Voice assistant gadgets such as Alexa or Google Home are well on their way to mainstream ubiquity: Nearly 25 million are expected to ship this year, and by 2020 that figure is expected to swell to 60 million. Yet as Mladen Barbaric, the founder of Instrumments, sees it, the market’s still plagued by a problem. “Technology should be invisible,” he says, calling the prospect of adding yet another gadget to your home the “geek approach.” So instead, Instrumments created Ollie, a brushed-aluminum lamp with either Alexa or Google Home built in and a wireless charging station built into the base. It goes up for pre-sale today on Indiegogo, at prices starting at $89 for a table lamp with wireless charging, and the same price for a floor lamp without it.

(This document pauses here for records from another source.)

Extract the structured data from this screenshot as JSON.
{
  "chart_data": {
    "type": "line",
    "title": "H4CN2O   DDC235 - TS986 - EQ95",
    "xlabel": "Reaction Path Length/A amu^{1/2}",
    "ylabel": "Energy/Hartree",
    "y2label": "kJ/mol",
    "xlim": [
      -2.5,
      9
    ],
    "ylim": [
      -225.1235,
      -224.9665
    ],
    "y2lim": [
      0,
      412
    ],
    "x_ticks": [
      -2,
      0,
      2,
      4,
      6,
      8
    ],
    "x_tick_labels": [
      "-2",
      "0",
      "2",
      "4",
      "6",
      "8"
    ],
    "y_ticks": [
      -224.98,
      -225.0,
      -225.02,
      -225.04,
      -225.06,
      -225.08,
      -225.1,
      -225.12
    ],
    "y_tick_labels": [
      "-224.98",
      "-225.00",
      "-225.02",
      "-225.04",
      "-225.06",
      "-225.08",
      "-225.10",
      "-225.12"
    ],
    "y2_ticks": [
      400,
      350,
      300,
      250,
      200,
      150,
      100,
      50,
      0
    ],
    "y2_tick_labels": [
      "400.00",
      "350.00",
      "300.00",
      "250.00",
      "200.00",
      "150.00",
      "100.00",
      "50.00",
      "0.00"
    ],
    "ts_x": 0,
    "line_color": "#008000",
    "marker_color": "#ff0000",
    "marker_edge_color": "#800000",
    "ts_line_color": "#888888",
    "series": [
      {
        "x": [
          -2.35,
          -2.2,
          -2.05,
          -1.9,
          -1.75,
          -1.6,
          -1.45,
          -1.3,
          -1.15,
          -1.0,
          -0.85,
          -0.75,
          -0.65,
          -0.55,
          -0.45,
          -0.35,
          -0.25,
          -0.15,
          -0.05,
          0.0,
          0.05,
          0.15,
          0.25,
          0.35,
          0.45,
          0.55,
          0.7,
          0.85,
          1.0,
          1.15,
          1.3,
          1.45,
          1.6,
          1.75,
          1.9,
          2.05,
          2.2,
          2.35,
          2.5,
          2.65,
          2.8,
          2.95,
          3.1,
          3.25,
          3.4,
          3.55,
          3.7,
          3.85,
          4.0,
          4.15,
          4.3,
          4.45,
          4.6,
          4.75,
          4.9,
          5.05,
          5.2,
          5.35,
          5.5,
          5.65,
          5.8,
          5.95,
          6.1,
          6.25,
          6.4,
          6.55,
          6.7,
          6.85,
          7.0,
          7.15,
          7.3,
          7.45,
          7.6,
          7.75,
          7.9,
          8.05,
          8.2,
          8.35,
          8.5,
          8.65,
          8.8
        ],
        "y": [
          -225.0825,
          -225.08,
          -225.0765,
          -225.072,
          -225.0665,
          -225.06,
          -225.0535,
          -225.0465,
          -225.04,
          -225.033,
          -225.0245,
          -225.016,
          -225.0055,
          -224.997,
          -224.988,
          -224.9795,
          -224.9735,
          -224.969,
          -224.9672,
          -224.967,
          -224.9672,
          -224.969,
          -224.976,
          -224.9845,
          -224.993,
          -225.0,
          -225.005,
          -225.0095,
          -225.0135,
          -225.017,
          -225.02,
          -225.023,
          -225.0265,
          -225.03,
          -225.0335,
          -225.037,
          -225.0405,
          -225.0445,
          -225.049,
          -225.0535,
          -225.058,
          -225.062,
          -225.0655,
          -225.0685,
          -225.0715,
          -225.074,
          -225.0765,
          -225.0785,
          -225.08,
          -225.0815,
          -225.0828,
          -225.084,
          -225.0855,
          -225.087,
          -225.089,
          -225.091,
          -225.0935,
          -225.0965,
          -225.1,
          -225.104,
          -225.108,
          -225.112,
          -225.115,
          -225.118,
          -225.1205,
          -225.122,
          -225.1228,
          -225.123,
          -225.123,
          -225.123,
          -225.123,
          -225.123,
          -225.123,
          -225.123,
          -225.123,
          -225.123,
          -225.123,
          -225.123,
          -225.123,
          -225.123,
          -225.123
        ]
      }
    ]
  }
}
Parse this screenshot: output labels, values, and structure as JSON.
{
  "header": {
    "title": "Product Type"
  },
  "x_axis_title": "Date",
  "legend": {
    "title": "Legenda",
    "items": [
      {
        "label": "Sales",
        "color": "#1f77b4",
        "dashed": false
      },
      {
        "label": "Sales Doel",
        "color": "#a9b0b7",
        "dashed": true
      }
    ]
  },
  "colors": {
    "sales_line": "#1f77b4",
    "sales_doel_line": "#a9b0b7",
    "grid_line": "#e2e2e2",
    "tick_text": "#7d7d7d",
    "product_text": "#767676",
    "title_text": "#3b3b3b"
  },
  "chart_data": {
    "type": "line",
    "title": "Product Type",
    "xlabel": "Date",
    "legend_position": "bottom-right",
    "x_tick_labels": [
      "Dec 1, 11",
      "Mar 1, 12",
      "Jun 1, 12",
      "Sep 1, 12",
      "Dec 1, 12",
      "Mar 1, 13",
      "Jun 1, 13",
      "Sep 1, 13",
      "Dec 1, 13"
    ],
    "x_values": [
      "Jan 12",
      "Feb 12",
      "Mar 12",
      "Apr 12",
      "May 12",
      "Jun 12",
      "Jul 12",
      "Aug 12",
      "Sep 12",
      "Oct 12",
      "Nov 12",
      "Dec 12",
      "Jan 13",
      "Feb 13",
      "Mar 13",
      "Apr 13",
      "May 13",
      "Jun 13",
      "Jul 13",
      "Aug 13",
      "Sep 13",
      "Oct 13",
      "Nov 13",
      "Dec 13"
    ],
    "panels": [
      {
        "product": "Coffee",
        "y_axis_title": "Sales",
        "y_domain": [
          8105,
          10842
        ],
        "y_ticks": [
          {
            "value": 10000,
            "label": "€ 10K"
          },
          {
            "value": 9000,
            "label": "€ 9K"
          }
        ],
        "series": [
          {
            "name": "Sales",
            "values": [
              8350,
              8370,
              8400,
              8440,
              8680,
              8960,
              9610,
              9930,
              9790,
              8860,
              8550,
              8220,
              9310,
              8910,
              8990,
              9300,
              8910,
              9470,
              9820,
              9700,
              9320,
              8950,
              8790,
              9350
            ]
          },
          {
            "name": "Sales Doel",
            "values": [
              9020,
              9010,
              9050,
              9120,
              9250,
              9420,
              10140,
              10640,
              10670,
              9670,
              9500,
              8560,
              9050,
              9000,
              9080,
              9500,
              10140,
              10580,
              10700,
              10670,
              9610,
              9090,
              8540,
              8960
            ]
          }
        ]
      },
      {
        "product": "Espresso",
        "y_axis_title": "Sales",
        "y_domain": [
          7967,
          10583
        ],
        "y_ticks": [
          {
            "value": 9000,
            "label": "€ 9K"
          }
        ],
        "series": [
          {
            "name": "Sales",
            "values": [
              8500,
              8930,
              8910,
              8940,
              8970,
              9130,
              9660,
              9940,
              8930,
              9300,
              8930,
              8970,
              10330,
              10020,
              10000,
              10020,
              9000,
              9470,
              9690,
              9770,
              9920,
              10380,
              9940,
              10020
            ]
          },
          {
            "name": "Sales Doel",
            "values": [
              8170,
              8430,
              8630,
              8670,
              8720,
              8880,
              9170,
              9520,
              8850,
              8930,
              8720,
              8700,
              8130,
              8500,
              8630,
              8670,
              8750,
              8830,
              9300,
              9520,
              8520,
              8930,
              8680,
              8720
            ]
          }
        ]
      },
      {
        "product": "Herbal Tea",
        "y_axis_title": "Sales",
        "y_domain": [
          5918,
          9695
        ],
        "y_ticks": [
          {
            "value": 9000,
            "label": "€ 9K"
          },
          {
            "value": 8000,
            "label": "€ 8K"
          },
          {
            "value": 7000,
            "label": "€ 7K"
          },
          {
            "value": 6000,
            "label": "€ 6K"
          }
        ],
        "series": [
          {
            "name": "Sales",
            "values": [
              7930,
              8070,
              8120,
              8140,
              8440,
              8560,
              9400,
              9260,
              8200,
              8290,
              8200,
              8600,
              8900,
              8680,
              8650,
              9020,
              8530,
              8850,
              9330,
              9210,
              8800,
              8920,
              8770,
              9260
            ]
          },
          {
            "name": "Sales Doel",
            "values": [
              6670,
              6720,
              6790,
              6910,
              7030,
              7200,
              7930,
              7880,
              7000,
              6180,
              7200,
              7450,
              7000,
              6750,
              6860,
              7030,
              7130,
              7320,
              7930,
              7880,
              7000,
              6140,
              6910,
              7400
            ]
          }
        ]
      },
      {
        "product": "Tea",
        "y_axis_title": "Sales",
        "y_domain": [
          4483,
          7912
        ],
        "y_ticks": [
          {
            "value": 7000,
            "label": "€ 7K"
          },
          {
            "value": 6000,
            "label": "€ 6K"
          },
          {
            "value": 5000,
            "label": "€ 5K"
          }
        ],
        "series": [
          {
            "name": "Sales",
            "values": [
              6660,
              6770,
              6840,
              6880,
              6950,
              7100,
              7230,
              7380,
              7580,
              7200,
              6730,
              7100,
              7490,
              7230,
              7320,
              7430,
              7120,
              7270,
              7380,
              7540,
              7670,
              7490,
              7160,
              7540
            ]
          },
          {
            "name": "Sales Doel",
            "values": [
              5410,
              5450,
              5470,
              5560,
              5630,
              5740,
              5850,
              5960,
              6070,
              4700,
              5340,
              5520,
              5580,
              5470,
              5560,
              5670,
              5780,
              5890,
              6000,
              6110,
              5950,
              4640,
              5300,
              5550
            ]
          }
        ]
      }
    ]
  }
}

When Amazon and Google opened up their voice-assistant platforms, they surely expected gadgets such as Ollie. But Barbaric points out that lamps in particular make sense, because they happen to already be placed at the side of the couch or the bed, or in a near corner of the room—perfect conversational distance for a voice assistant. Moreover, they’re typically right next to the charging cords for your phone. So it makes sense to combine them all into one.
Instrumments is actually an offshoot of Barbaric’s design firm, Pearl, which is best known for the Misfit Shine, the slickest of the first-generation fitness trackers. Last year, the company unveiled the 01 Dimensioning Instrument, a smart pen that ingeniously lets you measure anything and load those measurements into the cloud. The bulk of the expertise used to create Ollie lies in figuring out a way to manufacturing something with a high-quality feel but that’s nonetheless almost as inexpensive as Ikea. The company has its eye on still more gadgets; Ollie is meant to be a cost-effective gateway for a growing IoT ecosystem that the company will unveil next year.
Barbaric won’t say what those other gadgets are, but he does offer clues. As he points out, there’s still a gap between the dimensions of the stuff in our lives—for example, how big our living room is, or how wide our counters are—and the stuff we buy online, all of which comes with measurements on the product pages. Instrumment’s next gadget will thus be something involving AR that will help take the measure of your home.
“I can’t tell you completely how it connects back to the pen and Ollie, but we noticed that a lot of people are asking us how to solve issues about custom sizing and shipping to the home as things shift online,” Barbaric says. “We’re making some breakthroughs. Once we release those lines product lines, you’ll see very clearly how it all connects.”